Scientists Decry Looming Water Crisis as 50% Forest Cover Lost Over Two Decade Period in Critical Dominican Mountain Region

Desertification may facilitate skiing. 7Dias
The digital daily 7Dias is reporting that the mountain region of Constanza, known as the Switzerland of the Caribbean for its year-round cool temperatures and winter frosts, has lost 21% of its precious forests in two years, once blanketed in now-endangered pine trees.

7Dias further wrote that the Dominican Environmental Ministry reported a loss of 50% of the broad-leaf trees in the region over a 16-year-period, crucial for regulating the micro-climate of the area and water retention of the soil. It doesn't rain much in the region and most of the aquifers are fed by the humidity of the clouds, which can't form unless the mountains are blanketed in Hispaniola's iconic pine trees. No trees means no humidity, and thus no aquifers to feed the streams that turn into mighty rivers.

The growing desertification which threatens to blanket Constanza directly threatens the Nizao River, which starts in the mountain regions of the area and feeds the largest aqueduct for the capital city, Santo Domingo, hundreds of kilometers away. Although the 50% loss in broad-leaf tree forest cover over the past two decades only represents a decrease of 82.44 km2, that small loss now threatens the water supply of 3 million people. 

The drastic loss in total forest cover further threatens other major rivers on the island, particularly the Yuna (Tireo, Blanco), Yaque del Sur (Grande al Medio, Las Cuevas), and Yaque del Norte (Jimenoa,) which heavily depend on the crucial stability of Constanza's micro-climate.

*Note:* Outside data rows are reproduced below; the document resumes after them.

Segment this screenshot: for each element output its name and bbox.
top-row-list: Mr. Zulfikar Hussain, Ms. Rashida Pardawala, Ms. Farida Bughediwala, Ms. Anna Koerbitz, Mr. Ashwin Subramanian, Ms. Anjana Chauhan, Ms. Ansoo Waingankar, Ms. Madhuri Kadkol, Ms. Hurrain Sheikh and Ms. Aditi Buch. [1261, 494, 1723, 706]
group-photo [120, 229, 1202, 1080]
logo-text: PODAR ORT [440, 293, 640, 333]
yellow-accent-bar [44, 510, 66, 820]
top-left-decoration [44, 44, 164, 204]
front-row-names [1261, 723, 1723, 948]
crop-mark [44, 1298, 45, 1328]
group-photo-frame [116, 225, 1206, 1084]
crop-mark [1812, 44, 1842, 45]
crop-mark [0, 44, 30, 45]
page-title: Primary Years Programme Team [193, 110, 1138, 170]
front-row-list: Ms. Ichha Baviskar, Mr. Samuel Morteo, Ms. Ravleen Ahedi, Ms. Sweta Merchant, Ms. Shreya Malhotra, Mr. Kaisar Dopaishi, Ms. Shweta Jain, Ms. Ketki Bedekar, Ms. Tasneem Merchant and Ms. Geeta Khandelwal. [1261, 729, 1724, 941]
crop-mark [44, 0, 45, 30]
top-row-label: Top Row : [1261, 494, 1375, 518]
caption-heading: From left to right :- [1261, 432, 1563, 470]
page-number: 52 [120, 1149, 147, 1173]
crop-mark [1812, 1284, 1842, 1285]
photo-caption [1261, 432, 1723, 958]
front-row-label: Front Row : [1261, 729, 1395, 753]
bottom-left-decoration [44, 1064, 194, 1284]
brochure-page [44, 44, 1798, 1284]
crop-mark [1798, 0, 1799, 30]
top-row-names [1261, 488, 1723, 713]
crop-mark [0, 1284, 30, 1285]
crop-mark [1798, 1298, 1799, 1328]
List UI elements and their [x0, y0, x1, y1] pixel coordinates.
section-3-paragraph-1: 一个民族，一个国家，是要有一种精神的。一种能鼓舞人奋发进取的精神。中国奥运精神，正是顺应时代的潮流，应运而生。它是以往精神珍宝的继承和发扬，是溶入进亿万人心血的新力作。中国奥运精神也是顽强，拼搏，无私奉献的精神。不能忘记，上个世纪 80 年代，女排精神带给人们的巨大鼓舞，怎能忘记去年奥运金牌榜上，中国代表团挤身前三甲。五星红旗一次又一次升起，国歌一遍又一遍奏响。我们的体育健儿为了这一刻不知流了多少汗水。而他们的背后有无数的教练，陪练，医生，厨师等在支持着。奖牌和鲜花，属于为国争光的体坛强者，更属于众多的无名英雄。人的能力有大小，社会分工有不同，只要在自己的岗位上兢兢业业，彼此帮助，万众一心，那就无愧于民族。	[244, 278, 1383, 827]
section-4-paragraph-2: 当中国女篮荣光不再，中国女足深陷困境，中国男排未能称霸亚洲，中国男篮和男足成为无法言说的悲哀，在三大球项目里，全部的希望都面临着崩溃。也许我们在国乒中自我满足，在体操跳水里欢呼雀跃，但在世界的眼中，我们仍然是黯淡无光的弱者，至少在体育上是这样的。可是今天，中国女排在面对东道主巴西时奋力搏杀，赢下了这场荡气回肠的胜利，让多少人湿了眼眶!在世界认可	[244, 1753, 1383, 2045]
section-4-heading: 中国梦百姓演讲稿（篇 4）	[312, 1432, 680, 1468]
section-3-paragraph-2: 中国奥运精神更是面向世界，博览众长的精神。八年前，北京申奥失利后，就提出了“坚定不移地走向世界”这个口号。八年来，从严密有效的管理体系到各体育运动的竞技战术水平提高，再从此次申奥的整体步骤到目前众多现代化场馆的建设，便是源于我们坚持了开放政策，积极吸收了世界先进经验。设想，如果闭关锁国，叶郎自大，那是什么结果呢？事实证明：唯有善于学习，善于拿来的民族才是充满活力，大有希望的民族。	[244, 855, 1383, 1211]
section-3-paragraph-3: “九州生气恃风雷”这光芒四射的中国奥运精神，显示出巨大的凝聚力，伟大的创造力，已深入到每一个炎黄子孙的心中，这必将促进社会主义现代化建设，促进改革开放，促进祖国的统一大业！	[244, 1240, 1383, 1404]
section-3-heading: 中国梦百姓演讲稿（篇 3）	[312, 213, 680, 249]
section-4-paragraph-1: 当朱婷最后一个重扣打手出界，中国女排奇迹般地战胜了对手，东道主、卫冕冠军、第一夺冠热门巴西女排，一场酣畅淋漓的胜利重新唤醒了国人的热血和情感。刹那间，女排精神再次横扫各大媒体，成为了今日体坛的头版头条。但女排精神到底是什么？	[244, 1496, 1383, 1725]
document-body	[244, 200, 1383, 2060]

Although the President of the Dominican Republic, Danilo Medina, recently promised that anyone caught chopping down a tree would be incarcerated, it may already be too late to ameliorate the problem and prevent a resource war on the island of Hispaniola.

Haiti, already down to 2% total forest cover, provides a preview of what will happen to the Dominican Republic in the coming decade, with a prolonged drought producing a humanitarian crisis of unparalleled proportions, with the prospect of the situation only getting worse as weapons are being trafficked into the country from ports in the United States.

Jean-Bertrand Aristide, who was removed from power in 2003 by Washington, is back on the campaign trail, and his victory may prompt another Pentagon adventure on the island of Hispaniola.

There is civil war and mass thirst on the horizon for the Haitian people, and the Dominican Republic won't be able to help.